Both home and away, though, the field is so much more competitive now than when we started - so as well as showcasing the history and tradition of our brand, we’ve also focused heavily on digitalisation and good marketing. In the same way that good liquid, fair price and good packaging are now almost givens – and we hope we tick all of those boxes - it’s simply not enough anymore to rely on the odd social media post every so often to promote your products. You have to produce something that’s going to engage people, so we’ve really concentrated on creating better content for all the different platforms.

We find everyone at Johnston Carmichael very straightforward to deal with, we’ve always had good advice, and the chemistry between our teams works.

How has the COVID pandemic impacted the business?

It encouraged us to digitalise even faster than we had planned. E-commerce and social media have been two key focuses, and they’ve worked well. We’ve put a big effort into developing and expanding our social media team over the last 12 months, making some key hires so we’ll shortly have four people, both in the UK and Asia.
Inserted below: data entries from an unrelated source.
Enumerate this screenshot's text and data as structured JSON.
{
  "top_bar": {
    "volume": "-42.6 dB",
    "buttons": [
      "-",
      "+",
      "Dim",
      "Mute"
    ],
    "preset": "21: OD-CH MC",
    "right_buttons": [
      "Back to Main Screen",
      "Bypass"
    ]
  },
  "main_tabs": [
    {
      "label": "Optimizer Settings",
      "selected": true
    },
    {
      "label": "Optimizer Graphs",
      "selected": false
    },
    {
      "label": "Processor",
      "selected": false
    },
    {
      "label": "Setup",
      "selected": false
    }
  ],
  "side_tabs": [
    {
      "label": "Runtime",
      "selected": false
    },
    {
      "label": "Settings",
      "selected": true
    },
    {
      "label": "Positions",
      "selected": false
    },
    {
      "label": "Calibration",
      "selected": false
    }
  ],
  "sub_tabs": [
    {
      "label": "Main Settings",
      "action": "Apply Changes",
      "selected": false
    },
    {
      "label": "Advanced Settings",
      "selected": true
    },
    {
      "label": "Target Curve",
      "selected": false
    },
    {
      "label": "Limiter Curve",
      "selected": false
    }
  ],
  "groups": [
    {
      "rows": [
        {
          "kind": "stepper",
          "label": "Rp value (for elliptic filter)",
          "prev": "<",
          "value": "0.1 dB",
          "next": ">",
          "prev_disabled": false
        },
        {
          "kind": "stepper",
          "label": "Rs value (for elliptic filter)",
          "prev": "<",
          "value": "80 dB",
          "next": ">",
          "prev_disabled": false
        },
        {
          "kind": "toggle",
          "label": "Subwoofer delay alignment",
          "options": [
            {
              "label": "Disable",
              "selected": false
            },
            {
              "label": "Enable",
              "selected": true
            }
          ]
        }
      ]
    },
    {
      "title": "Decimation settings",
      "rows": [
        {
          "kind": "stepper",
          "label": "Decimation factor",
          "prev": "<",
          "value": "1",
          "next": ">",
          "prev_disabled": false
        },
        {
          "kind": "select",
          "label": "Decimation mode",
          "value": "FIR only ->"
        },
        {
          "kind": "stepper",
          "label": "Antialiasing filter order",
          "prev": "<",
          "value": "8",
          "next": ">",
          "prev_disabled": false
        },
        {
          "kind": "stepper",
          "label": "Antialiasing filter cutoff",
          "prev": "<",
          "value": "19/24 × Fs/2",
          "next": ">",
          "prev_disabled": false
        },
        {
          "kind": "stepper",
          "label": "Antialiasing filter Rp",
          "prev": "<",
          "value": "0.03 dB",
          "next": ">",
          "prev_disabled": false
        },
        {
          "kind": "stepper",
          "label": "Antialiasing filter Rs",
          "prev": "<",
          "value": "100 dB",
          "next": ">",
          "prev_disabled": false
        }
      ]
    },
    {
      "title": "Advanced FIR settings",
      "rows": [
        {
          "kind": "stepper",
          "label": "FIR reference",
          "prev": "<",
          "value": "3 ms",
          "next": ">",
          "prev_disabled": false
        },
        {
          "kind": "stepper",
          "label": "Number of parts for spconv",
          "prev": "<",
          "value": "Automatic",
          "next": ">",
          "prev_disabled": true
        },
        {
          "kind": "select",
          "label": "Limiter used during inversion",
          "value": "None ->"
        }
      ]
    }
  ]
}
We also wanted to make sure we gave something back to our communities during lockdown, so we gave away UberEats vouchers with purchases from our online shop and encouraged people to spend them with other local, independent businesses. We produced hand sanitiser through Darnley’s Gin, too, for the local community in Fife.

What has been your proudest moment as a business owner?
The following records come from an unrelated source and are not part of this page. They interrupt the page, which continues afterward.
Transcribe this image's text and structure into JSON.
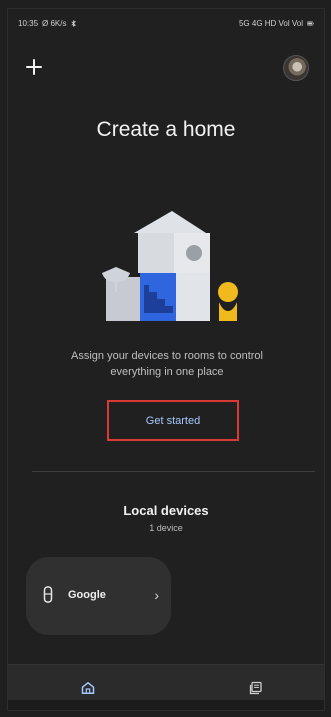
{
  "status_bar": {
    "time": "10:35",
    "left_extra": "Ø 6K/s",
    "right_text": "5G 4G HD Vol Vol"
  },
  "header": {
    "title": "Create a home"
  },
  "main": {
    "description": "Assign your devices to rooms to control everything in one place",
    "cta_label": "Get started"
  },
  "local_devices": {
    "title": "Local devices",
    "count_label": "1 device",
    "devices": [
      {
        "name": "Google",
        "icon": "speaker-icon"
      }
    ]
  },
  "nav": {
    "items": [
      {
        "icon": "home-icon"
      },
      {
        "icon": "activity-icon"
      }
    ]
  },
  "colors": {
    "background": "#202020",
    "accent": "#a5c8ff",
    "highlight": "#d83b35",
    "card": "#303030",
    "illustration_blue": "#2f65df",
    "illustration_yellow": "#f0b91d"
  }
}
I have two - the commissioning of Kingsbarns distillery, and then seeing the first bottle of Kingsbarns in the market. It was a long journey, and when we set out down the road of becoming blenders and bottlers, we certainly never thought we would own a distillery! It was genuinely a dream come true, which is why we named our inaugural Kingsbarns whisky ‘Dream To Dram’. It’s a bit corny, but absolutely true!

What makes Johnston Carmichael your adviser of choice?

We were first introduced to JC over a decade ago! Our first adviser was Andrew Shepherd, and when Andrew retired that relationship has been continued with Irvine Spowart. We find everyone at JC very straightforward to deal with, we’ve always had good advice, and the chemistry between our teams works. We also get the added value from people like Adam Hardie on the Business Development side, which is a great bonus in terms of networking. Last year we attended JC’s Edinburgh office launch night (pre-lockdown!) to host a whisky tasting, which was really well-received.

What do you think makes family businesses special?

As a generality, family businesses tend to have a multigenerational approach, so there’s a more long-term outlook with ‘patient capital’ – less focus on immediate returns than in perhaps some other business structures. This, in particular, suits the scotch whisky industry because by its nature maturing stock is a long-term business. The other differentiator I think is that the culture of family businesses tends to be very strong, in the way they work with their teams and the loyalty between the company and the staff. Those are both very important aspects and I think that’s what distinguishes family businesses.

What’s next for Wemyss Family Spirits – what are your plans for the next couple of years?

To get back to the office - I don’t think I don’t want to commit beyond that! Back to the office and some sense of normality!